I only set up intros if I can see a win-win scenario. A win for the person who wants to get introduced. And a win for the person they will be introduced to. The clearer I can see it, the easier the intro is to make. The less I can, the more I look for proxies of what could be one.
This largely has been my framework for introducing founders to investors, as well as potential hires, partners, and clients. Over the years, I realized that I’ve also been using the same for people who would like an intro to someone above their weight class.
Below I’ll share the 4 traits – not mutually exclusive – of what I look for in world-class founders.
I’ve recommended in a number of essays on this blog the importance of founder-investor fit. That founders should always do their diligence on potential investors, like here and here. And for a more robust understanding, asking founders in their current and previous portfolio, specifically the ones that didn’t work out. Some of my favorite questions for (ex-)portfolio founders:
How has [insert name] been helpful for you in your founder journey?
What was [insert name]‘s involvement like when shit hit the fan? Do you remember specific examples?
If you were to build another company (if applicable), would you work with [insert name] again?
If they are building another company in a relevant field, and if they say “yes”: Why haven’t you?
What are scenarios in which you would, and ones you wouldn’t?
Then think to yourself, were those pieces of advice actionable? Did the context help or detract from your initial disposition? Your goal isn’t to point fingers, but to paint a more holistic picture of who you might be working with closely for the long haul.
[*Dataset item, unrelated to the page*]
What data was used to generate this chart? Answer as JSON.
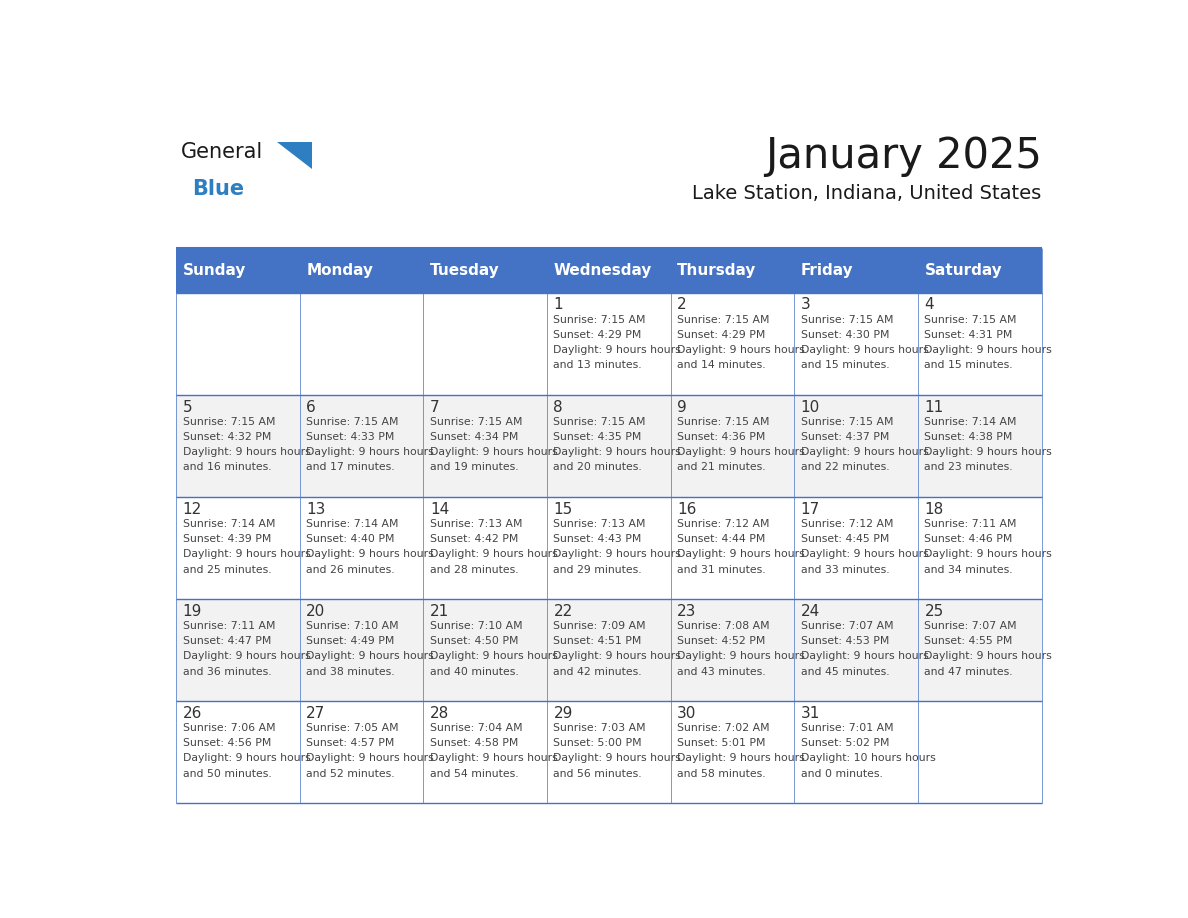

The best investors can inspire founders to think on wavelengths they might not have considered before. Some may hurt when you first hear them, but if your investors truly care, they mean well. The only reason the truth hurts is because it is the truth. And it’s your job as the founder to do your best to fix it.
The red herring
When a founder responds to the above questions with, “X investor just spent less time with us”, it’s not enough to say that an investor isn’t great.
Each VC always has his/her first and foremost duty and responsibility to the partnership. By simple economics, most of their investments won’t work out. Investors generally understand that they have to:
Spend more time with the winners ’cause they’ll return the fund (and then some, hopefully),
And cap their time commitment with the ones who won’t return the fund.
While that isn’t an excuse for VCs to only focus on maximizing returns (i.e. selling your IP, forcing an acquisition, unjustly firing the founder), it is something that founders should keep in mind. When you raise venture funding, just be aware of the fact that investors need to prioritize their time, especially when the going gets tough. And while it is usually implicit in the investment, a great investor/board member will often have that conversation explicitly with you at the beginning.
This notion, on the other hand, contrasts with angel investors, who are often investing out of their own net worth. So the dynamics, as well as commitment level, for angels is different. Angels often have between tens to hundreds of active investments at a time, meaning their time allocation per startup is much more limited than a VC. For context, a VC is usually actively involved in 3-7 investments at a time, meaning they’re going to be more involved per startup.
In closing
At the end of the day, the world of entrepreneurship, and business more broadly, is a relationship-building industry. And it’s extremely hard for an investor to build great relationships and a reputation if they have a track record of burning bridges. With founders. Even other investors – downstream and upstream.